ESSA includes $250 million in funding for a new federal preschool program, along with increased support for magnet and charter schools. What does the research suggest on outcomes, especially for disadvantaged children, who attend Head Start, magnet or charter schools?

Unlike NCLB, ESSA emphasizes early child education through a grant program that would increase access to preschool.

The historic Head Start research indicated that early intervention programs boost disadvantaged students’ academic performance so they’re more on par with their peers when they enter school. However, if the quality of education is not maintained, the benefits disappear within three years.

The research on charter schools is mixed. There are certainly examples of successful charter schools and successful use of these schools within districts, but some research shows that charter schools have high rates of failure and closure, and that there isn’t a recognizable benefit from them.

How charter schools are implemented and administered is a big predictor of whether they’ll be successful in the long term.

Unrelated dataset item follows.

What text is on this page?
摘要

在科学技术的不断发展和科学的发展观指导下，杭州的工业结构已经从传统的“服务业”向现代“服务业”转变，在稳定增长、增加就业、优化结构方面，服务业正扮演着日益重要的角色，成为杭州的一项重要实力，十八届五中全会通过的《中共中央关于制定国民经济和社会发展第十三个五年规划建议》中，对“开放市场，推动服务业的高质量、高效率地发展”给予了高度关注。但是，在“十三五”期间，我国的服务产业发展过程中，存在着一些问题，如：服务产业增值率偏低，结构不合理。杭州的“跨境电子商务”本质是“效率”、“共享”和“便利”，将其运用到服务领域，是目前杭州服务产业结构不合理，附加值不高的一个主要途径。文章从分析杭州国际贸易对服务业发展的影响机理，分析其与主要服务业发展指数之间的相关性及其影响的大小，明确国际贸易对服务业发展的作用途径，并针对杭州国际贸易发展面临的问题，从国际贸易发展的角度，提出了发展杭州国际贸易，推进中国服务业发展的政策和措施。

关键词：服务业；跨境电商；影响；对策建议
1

Would enacting ESSA sound the death knell for Common Core?

The Common Core curricula was the U.S.’ attempt to have a recognized curriculum that was endorsed by many states. However, there was a lot of resistance to it because people perceived it as federal overreach.

ESSA specifically prohibits the U.S. Dept. of Education from mandating or giving incentives to adopt or maintain a set of learning standards. Race to the Top was viewed by some as the federal government incentivizing states to adopt Common Core.

ESSA seems to be a strong movement away from Common Core.